Thor continues with the trend set by Iron Man 2 in that it is a completely original story from the film. After the Jotun invade Asgard, Sif falls in battle and Thor is out for blood for those responsible. Odin refuses Thor request to head to Jotunheim for fear of starting an unnecessary war. Always the Trickster, Thor’s brother Loki devises a plan that will help his brother get his vengeance, but has a hidden agenda that eventually has Thor questing through the nine realms to destroy an ancient evil long since sealed by his father that he unwillingly unleashes.
Much like the issue for the original Iron Man, I’ll try to point out some of the things I liked in Thor. Firstly, the levels themselves are varied so you never get bored looking at the same environments over and over again. The realms visited do fall into classic videogame tropes (Jotunheim = Ice, Muspelheim = Fire, etc) but you’ll want to push forward to see what’s around the corner.
Thor also has a very extensive upgrade system. You can upgrade four different elemental attacks, your melee and hammer throwing abilities, though when it comes to your elements you can get away with just upgrading your lightning abilities.

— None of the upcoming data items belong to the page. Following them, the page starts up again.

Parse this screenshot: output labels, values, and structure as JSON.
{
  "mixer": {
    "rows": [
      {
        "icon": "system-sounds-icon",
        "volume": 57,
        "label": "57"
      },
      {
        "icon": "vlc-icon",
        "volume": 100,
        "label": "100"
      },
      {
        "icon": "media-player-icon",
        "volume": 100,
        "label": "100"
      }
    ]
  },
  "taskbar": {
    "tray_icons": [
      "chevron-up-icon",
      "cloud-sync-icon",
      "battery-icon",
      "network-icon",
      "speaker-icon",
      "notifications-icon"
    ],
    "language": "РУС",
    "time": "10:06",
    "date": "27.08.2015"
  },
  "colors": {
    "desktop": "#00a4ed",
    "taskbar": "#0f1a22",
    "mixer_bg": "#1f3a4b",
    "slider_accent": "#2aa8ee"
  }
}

Both Chris Hemsworth and Tom Hiddleston reprise their roles as Thor and Loki respectively and both do a great job. Their voice acting truly shines in the moments they get to share on screen and the scenes themselves do have some funny moments. Hearing what the two will say next will be one of the other reasons you’ll push through Thor.

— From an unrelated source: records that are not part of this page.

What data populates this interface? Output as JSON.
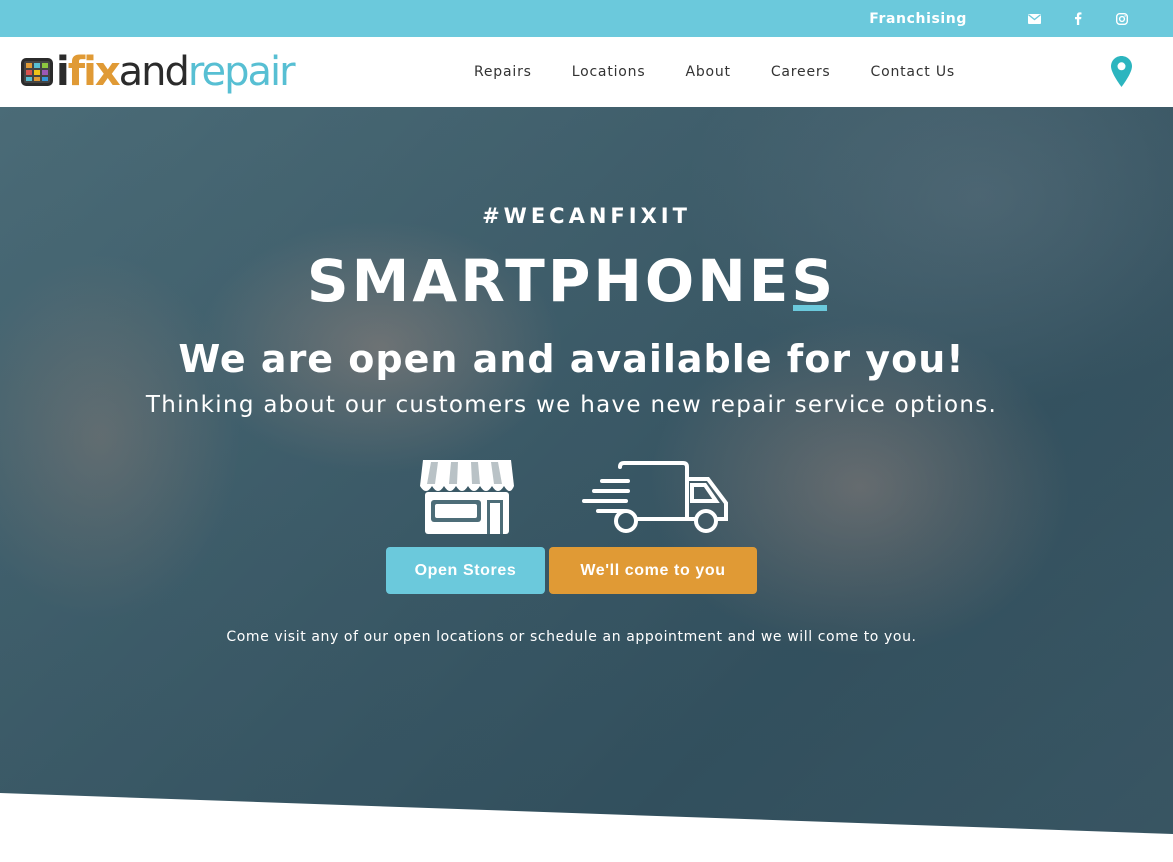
{
  "topbar": {
    "franchising_label": "Franchising",
    "icons": [
      "envelope-icon",
      "facebook-icon",
      "instagram-icon"
    ]
  },
  "header": {
    "logo": {
      "part_i": "i",
      "part_fix": "fix",
      "part_and": "and",
      "part_repair": "repair"
    },
    "nav": [
      {
        "label": "Repairs"
      },
      {
        "label": "Locations"
      },
      {
        "label": "About"
      },
      {
        "label": "Careers"
      },
      {
        "label": "Contact Us"
      }
    ]
  },
  "hero": {
    "tagline": "#WECANFIXIT",
    "headline": "SMARTPHONES",
    "subhead": "We are open and available for you!",
    "subline": "Thinking about our customers we have new repair service options.",
    "buttons": {
      "open_stores": "Open Stores",
      "come_to_you": "We'll come to you"
    },
    "note": "Come visit any of our open locations or schedule an appointment and we will come to you."
  },
  "colors": {
    "accent_teal": "#6bc9dc",
    "accent_orange": "#e09a35",
    "text_dark": "#333333"
  }
}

So what exactly is bad about Thor then? Well, for starters the gameplay is not that great. Thor is trying to be a character action game similar to a God of War or Bayonetta but unfortunately fails. Thor’s weapon, the enchanted hammer Mjolnir, feels weak when you hit enemies and the foes themselves take forever to kill. There are many areas in the game where you feel as if you’re supposed to die when you in fact are meant to kill everything. The word “God” is in the title, but you rarely feel like one.

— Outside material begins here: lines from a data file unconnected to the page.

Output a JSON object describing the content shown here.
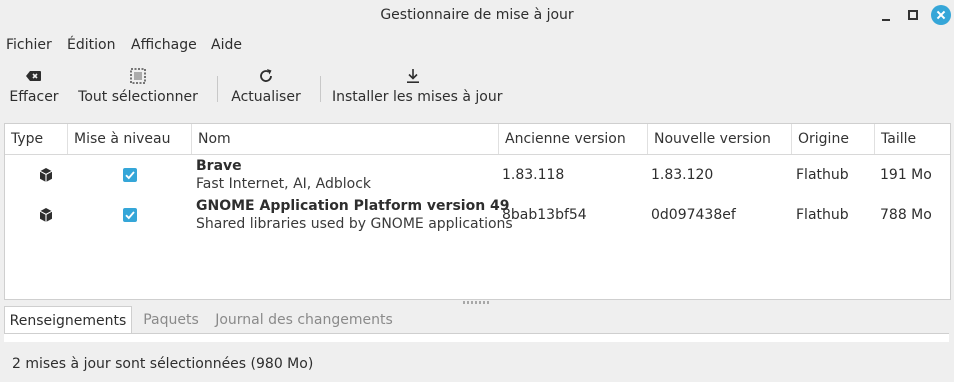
{
  "window": {
    "title": "Gestionnaire de mise à jour"
  },
  "menu": {
    "items": [
      "Fichier",
      "Édition",
      "Affichage",
      "Aide"
    ]
  },
  "toolbar": {
    "clear_label": "Effacer",
    "select_all_label": "Tout sélectionner",
    "refresh_label": "Actualiser",
    "install_label": "Installer les mises à jour"
  },
  "table": {
    "columns": [
      "Type",
      "Mise à niveau",
      "Nom",
      "Ancienne version",
      "Nouvelle version",
      "Origine",
      "Taille"
    ],
    "rows": [
      {
        "type_icon": "package-icon",
        "upgrade": true,
        "name": "Brave",
        "description": "Fast Internet, AI, Adblock",
        "old_version": "1.83.118",
        "new_version": "1.83.120",
        "origin": "Flathub",
        "size": "191 Mo"
      },
      {
        "type_icon": "package-icon",
        "upgrade": true,
        "name": "GNOME Application Platform version 49",
        "description": "Shared libraries used by GNOME applications",
        "old_version": "8bab13bf54",
        "new_version": "0d097438ef",
        "origin": "Flathub",
        "size": "788 Mo"
      }
    ]
  },
  "tabs": [
    "Renseignements",
    "Paquets",
    "Journal des changements"
  ],
  "active_tab": "Renseignements",
  "status": "2 mises à jour sont sélectionnées (980 Mo)",
  "colors": {
    "accent": "#35a6d8",
    "window_bg": "#efefef",
    "list_bg": "#ffffff"
  }
}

But that doesn’t even begin to describe one of the worst atrocities in Thor, which is one of the last chapters of the game. SPOILERS you eventually return to Asgard and find it under siege, and it is up to Thor to defend Asgard. To do this, you have to tackle several different tasks, like defending the Gallahorn and defeating a massive Frost Giant. In order to accomplish this mission, you must successfully defeat five or so tasks while keeping Asgard’s battle spirit up. If you get to say, the last task and meter runs out, you have to start over from the beginning or from a previous save. This is without hyperbole, one of the worst areas I have played in any videogame, and a frustrating goal to put towards the end of a rather mediocre adventure.
Thor: God of Thunder did have a lot of potential. The character and the universe he inhabits do give a lot for a developer to work with and build upon and it’s clear that the team at Liquid Entertainment were fans of the best character action games like God of war, Bayonetta, or even X-Men Origins: Wolverine from two years ago. Unfortunately the final product does not live up to the titular God, but I would definitely like to see someone try to take a stab at the license as it does have a lot of potential to be a great videogame franchise.